Imported ukiyo-e woodblock prints, screens, scrolls, ceramics, and metalwork from Japan revealed an aesthetic that was exceedingly different from the prevailing European taste for academic art. Parisian artists were intrigued by the Japanese use of asymmetrical compositions, bird’s-eye views, flat colors, bold patterns and outlines, and scenes from nature and everyday life, and incorporated these ideas into their own art. Japanese art was exotic, fascinating, and even a bit forbidden.

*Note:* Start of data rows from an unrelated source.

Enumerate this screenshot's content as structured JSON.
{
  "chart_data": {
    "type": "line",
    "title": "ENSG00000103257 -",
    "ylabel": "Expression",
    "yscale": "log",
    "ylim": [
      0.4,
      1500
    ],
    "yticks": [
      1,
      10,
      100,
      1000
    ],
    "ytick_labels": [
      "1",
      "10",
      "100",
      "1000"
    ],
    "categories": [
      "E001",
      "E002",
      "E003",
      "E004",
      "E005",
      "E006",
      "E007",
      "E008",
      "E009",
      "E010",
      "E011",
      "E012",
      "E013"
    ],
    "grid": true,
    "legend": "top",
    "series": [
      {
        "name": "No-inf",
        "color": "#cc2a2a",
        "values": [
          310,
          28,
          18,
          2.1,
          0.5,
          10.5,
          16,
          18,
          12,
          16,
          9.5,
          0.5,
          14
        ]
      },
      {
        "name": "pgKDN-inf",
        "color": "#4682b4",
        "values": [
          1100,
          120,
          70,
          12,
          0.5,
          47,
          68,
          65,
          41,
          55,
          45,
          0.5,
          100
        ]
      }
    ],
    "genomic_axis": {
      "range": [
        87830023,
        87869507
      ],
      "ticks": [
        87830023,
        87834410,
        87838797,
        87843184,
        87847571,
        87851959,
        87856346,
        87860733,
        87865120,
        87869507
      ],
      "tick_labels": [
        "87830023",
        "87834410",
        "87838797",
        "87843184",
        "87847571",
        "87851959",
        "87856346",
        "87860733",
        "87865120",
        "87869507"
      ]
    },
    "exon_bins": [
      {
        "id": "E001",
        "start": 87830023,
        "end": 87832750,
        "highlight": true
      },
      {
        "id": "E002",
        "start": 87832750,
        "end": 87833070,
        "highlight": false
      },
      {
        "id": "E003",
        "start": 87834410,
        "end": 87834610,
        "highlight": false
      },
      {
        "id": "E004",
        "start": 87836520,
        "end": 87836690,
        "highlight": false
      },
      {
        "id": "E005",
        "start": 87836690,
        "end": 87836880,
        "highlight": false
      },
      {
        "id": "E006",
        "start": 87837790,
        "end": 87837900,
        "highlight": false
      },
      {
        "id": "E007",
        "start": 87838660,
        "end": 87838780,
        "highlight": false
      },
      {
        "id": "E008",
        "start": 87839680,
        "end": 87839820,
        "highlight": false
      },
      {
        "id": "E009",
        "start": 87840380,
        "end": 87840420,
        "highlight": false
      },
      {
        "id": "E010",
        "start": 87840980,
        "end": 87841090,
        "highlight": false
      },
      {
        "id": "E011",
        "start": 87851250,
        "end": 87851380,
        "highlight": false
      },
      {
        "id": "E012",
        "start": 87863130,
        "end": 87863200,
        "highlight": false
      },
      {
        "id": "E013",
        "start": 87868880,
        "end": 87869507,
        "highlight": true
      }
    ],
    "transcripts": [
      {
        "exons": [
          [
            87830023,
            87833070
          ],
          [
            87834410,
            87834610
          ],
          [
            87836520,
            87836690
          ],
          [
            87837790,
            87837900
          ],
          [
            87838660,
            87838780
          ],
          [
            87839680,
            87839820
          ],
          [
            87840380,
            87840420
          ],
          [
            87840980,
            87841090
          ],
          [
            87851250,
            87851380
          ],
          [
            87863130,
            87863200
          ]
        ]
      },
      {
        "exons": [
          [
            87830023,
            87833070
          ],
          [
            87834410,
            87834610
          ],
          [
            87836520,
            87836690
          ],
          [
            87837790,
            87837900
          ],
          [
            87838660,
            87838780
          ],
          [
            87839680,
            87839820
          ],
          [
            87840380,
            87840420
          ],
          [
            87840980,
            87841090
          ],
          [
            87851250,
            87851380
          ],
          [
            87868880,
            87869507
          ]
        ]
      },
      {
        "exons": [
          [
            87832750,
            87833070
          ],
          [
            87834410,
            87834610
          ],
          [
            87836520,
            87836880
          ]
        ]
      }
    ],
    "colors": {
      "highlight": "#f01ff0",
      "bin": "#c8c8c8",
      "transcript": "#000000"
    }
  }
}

Japan had been isolated for more than 200 years. When opened to international trade in 1858, art began to appear on the market in Paris. Enthusiasm for all things Japanese peaked by the 1880s. By the end of the century, the influence of Japanese art on European artists was evident in their prints, paintings, decorative objects, and fashion.

Impressionist and postimpressionist artists, such as Claude Monet, Vincent van Gogh, Edgar Degas, and Edouard Manet, collected and shared Japanese art. “Bonjour Japon” displays a lively collection of works on paper by Henri de Toulouse-Lautrec, Mary Cassatt, Pierre Bonnard, Edouard Vuillard, Degas, van Gogh, and others.

A special feature of the exhibition is Henri Rivière’s artist’s book, The Thirty-six Views of the Eiffel Tower. Inspired by the Japanese artist Hokusai’s Thirty-six Views of Mount Fuji, Rivière documented the building of the Eiffel Tower for the 1889 World’s Fair in Paris through its eventual incorporation into the landscape of the city. An interactive computer screen will allow visitors to see all 36 of Rivière’s views. This option is also available on the museum’s Web site (artsmia.org) and visitor’s smart phones.

“Bonjour Japon” is curated by Lisa Michaux, Ph.D., former associate curator in the Department of Prints & Drawings at the Minneapolis Institute of Art.